Picking up from part 1 of Design Principles, we’re going to take a step away from all the principles and go more into detail about the Law of Common Reason.
Your brain sorts elements into a group if they are in a defined space. This helps create separation from the different areas on a page. As humans, we naturally like things organized, ordered, and grouped. In psychology, this is called the Gestalt principles. This skill helps make our lives a lot easier and simplifies a lot of the chaos that exists without it. We subconsciously like to find patterns in things and you can break that down to five distinct categories:
Items that are close to each other appear as grouped items, even if they are different shapes and sizes.

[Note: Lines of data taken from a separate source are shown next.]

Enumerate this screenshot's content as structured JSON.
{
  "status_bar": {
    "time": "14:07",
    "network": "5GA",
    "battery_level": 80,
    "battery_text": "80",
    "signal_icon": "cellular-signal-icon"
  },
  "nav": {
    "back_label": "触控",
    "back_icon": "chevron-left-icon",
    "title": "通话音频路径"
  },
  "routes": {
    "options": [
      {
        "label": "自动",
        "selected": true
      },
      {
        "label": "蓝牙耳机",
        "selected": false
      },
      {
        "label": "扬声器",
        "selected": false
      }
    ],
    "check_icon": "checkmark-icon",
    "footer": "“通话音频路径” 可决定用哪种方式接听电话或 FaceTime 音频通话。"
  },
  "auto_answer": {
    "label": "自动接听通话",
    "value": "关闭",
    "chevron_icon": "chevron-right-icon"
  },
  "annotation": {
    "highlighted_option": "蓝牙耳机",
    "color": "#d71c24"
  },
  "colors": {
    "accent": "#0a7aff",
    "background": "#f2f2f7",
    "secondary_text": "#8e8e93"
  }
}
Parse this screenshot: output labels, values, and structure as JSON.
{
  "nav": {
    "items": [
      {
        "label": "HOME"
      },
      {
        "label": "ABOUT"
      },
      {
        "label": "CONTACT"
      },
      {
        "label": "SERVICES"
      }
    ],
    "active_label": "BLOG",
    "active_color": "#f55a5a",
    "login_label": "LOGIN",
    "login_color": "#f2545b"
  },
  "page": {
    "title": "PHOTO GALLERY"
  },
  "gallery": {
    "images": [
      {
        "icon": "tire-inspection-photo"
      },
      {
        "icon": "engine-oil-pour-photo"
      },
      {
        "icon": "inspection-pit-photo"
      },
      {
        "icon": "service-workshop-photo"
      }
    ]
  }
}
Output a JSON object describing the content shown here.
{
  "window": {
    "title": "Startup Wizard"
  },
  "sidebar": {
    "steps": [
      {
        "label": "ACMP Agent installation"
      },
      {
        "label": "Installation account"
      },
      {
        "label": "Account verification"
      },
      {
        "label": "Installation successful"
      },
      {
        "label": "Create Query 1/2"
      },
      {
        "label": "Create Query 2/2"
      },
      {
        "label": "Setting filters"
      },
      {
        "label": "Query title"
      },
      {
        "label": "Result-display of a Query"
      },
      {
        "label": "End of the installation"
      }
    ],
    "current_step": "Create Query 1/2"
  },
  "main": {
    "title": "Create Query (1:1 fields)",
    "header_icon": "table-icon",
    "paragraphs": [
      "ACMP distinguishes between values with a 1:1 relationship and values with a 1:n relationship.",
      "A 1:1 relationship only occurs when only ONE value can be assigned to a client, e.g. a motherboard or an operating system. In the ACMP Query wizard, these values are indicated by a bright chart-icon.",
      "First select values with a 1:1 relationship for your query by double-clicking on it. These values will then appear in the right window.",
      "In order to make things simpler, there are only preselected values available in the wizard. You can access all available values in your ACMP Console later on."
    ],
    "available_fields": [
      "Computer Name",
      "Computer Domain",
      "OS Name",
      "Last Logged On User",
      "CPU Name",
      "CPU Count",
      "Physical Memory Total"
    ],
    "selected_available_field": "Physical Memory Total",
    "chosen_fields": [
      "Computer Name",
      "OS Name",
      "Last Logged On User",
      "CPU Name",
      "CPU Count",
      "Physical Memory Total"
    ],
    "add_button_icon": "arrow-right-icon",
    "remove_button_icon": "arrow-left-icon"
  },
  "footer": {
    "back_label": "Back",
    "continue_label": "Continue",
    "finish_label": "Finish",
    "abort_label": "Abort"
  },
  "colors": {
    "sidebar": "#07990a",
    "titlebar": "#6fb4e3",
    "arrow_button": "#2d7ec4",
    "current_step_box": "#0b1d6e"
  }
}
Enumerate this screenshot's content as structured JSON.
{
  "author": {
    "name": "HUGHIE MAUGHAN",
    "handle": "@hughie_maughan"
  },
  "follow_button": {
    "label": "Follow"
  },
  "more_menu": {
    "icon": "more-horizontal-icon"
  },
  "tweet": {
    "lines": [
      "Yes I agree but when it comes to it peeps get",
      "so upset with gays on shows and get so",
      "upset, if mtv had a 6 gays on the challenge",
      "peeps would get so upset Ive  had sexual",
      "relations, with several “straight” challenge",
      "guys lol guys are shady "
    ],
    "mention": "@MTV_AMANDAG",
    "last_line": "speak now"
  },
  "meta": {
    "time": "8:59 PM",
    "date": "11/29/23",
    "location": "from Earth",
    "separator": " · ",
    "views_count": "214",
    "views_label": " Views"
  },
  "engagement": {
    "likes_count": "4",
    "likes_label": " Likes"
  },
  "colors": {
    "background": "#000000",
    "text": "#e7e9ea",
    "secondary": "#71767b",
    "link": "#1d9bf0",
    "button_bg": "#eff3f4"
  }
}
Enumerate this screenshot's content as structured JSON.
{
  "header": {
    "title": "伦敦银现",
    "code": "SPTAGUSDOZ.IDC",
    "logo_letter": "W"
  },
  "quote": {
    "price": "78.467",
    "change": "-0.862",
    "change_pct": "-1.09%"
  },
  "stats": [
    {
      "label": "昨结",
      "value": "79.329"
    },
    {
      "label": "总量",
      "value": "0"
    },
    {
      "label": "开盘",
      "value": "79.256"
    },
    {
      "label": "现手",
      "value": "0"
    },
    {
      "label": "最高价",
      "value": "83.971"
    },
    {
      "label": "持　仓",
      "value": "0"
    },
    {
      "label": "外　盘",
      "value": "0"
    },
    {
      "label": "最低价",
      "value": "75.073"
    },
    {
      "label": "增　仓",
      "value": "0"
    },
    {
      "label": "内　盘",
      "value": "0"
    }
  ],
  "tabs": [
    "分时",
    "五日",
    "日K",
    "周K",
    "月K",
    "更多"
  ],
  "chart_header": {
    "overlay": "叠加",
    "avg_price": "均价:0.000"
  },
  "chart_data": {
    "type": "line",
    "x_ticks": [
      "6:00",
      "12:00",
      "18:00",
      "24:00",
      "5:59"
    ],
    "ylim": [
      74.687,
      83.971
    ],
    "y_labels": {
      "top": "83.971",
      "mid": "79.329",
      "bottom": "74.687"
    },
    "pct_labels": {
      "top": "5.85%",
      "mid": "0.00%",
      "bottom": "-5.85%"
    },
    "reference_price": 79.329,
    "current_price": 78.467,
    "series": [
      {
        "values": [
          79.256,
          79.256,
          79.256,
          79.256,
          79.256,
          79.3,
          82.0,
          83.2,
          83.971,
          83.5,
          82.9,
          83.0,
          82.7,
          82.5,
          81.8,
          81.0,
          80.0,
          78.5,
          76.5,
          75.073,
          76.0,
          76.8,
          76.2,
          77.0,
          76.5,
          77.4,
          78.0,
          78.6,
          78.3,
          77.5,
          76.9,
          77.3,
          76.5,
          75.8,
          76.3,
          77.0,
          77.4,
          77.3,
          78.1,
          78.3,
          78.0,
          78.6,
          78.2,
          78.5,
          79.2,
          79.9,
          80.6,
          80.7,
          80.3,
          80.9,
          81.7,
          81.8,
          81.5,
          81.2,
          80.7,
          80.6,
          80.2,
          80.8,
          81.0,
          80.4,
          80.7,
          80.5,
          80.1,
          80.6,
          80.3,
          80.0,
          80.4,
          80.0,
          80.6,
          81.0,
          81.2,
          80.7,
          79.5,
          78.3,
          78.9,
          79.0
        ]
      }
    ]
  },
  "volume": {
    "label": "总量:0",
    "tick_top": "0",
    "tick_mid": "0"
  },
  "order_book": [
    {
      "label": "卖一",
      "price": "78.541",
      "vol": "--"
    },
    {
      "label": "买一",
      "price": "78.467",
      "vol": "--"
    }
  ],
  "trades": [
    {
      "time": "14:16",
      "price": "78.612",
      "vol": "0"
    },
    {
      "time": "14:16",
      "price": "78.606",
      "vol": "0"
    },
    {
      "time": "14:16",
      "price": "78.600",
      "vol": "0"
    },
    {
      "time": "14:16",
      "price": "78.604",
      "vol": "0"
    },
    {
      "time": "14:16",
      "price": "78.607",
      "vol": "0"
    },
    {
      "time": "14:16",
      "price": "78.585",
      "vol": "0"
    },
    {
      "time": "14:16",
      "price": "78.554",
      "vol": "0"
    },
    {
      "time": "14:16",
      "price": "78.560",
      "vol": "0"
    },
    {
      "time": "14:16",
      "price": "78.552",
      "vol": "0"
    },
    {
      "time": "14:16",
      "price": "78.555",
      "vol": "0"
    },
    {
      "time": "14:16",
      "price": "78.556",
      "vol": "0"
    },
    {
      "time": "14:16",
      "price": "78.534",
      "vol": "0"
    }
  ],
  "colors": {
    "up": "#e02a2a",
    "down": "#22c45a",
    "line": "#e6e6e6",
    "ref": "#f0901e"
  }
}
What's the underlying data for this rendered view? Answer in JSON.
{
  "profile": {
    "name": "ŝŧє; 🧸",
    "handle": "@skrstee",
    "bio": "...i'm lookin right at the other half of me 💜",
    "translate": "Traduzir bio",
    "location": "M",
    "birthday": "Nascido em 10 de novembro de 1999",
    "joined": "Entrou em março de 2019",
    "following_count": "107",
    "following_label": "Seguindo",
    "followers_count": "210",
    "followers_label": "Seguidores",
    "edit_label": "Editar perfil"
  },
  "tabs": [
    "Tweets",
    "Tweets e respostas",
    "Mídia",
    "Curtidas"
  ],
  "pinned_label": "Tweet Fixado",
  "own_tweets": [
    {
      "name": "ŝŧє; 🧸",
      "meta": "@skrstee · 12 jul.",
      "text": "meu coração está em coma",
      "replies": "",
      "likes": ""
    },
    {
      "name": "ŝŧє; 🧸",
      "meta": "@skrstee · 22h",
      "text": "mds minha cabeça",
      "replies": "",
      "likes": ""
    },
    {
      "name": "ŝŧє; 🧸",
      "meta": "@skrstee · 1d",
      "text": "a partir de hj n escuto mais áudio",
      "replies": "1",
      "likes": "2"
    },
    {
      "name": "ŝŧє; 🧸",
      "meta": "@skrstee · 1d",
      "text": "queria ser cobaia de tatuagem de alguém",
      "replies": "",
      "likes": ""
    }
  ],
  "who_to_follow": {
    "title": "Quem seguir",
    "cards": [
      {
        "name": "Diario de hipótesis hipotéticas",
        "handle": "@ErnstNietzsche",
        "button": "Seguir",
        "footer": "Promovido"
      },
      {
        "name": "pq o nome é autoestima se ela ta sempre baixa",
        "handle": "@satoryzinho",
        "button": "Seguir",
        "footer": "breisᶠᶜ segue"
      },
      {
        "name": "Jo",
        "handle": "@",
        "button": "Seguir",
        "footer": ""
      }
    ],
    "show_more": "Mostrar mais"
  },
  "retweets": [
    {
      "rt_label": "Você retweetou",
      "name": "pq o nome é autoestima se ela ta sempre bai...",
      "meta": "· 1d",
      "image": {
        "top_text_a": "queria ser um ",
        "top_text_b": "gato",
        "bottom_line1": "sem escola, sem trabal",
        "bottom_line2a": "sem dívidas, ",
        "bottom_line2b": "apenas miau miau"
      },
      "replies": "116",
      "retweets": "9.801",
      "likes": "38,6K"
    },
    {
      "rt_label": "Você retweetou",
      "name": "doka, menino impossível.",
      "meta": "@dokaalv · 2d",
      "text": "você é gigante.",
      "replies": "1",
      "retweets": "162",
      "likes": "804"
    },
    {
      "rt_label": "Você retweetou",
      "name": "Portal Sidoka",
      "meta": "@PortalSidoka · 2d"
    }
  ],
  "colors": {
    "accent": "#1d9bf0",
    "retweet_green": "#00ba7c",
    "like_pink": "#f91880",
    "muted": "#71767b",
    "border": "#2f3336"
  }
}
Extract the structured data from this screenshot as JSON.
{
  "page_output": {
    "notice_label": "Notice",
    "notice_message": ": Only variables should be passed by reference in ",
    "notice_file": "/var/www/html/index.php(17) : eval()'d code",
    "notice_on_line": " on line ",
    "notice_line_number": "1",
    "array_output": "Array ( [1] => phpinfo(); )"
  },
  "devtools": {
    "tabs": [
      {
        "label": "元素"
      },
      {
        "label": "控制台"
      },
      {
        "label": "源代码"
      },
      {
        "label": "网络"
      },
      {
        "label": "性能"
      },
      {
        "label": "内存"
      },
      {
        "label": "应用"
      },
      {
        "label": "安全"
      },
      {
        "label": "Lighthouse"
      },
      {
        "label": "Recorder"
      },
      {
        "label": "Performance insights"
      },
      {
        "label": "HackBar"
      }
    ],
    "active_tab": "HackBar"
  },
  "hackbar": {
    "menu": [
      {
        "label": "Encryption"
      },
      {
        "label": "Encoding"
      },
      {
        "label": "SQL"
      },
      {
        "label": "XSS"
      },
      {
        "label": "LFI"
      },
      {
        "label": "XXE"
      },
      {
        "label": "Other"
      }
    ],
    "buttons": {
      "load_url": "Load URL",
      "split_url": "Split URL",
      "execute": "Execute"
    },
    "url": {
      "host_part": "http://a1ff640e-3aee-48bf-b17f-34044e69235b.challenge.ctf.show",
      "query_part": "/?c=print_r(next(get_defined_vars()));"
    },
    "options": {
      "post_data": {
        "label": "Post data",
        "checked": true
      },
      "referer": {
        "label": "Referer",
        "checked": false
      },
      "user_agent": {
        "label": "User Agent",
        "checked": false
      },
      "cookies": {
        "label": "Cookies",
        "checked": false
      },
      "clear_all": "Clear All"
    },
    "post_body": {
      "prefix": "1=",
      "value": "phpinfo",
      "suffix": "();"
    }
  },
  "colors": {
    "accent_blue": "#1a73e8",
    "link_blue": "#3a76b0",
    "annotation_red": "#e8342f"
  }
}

For example, if you look on Youtube when you’re watching a video, they have the suggested videos related to the content in the sidebar.
If items look similar, we distinguish those similarities that overlap with one another. This can be commonly found in the navigation of a website. When we’re designing a site map, we pay attention to pages that might have a similar theme or category and group them under a more high-level item that can become an umbrella category . For example, the image above shows the mega-nav on Panasas and how “Company” has sub-navigation that’s connected to the the main item but with different kinds of content.
When our eyes start to follow something, it continues in that direction until a new item shows up. This can be something as subtle as an image facing towards typography or an arrow. On a website, you might have a scroll indicator at the top of the page to encourage a user to continue down, or arrows on sliders to make them understand that there’s more to follow.
Our brains are able to fill in an image even if an object isn’t completely finished. A good example of using closure is when we create a shape playing connect-the-dots. We can often find examples of these on websites that have a progress bar, such as a step-by-step checkout on an e-commerce site, or an editorial site that features a progress bar that updates as you scroll down a post, like above the header on InvisionApp’s blog site.
This is close to similarity and proximity, however uniform connectedness is when objects that are associated by uniform visual qualities are seen as being more related than objects that aren’t connected. This might sound a bit confusing, however a good example is when you have a container with different looking elements, but all pertain to the same purpose. Consider a booking bar on a hotel site: there might be different fonts and styles in the container, however its sole purpose is to help users book dates for the hotel stay.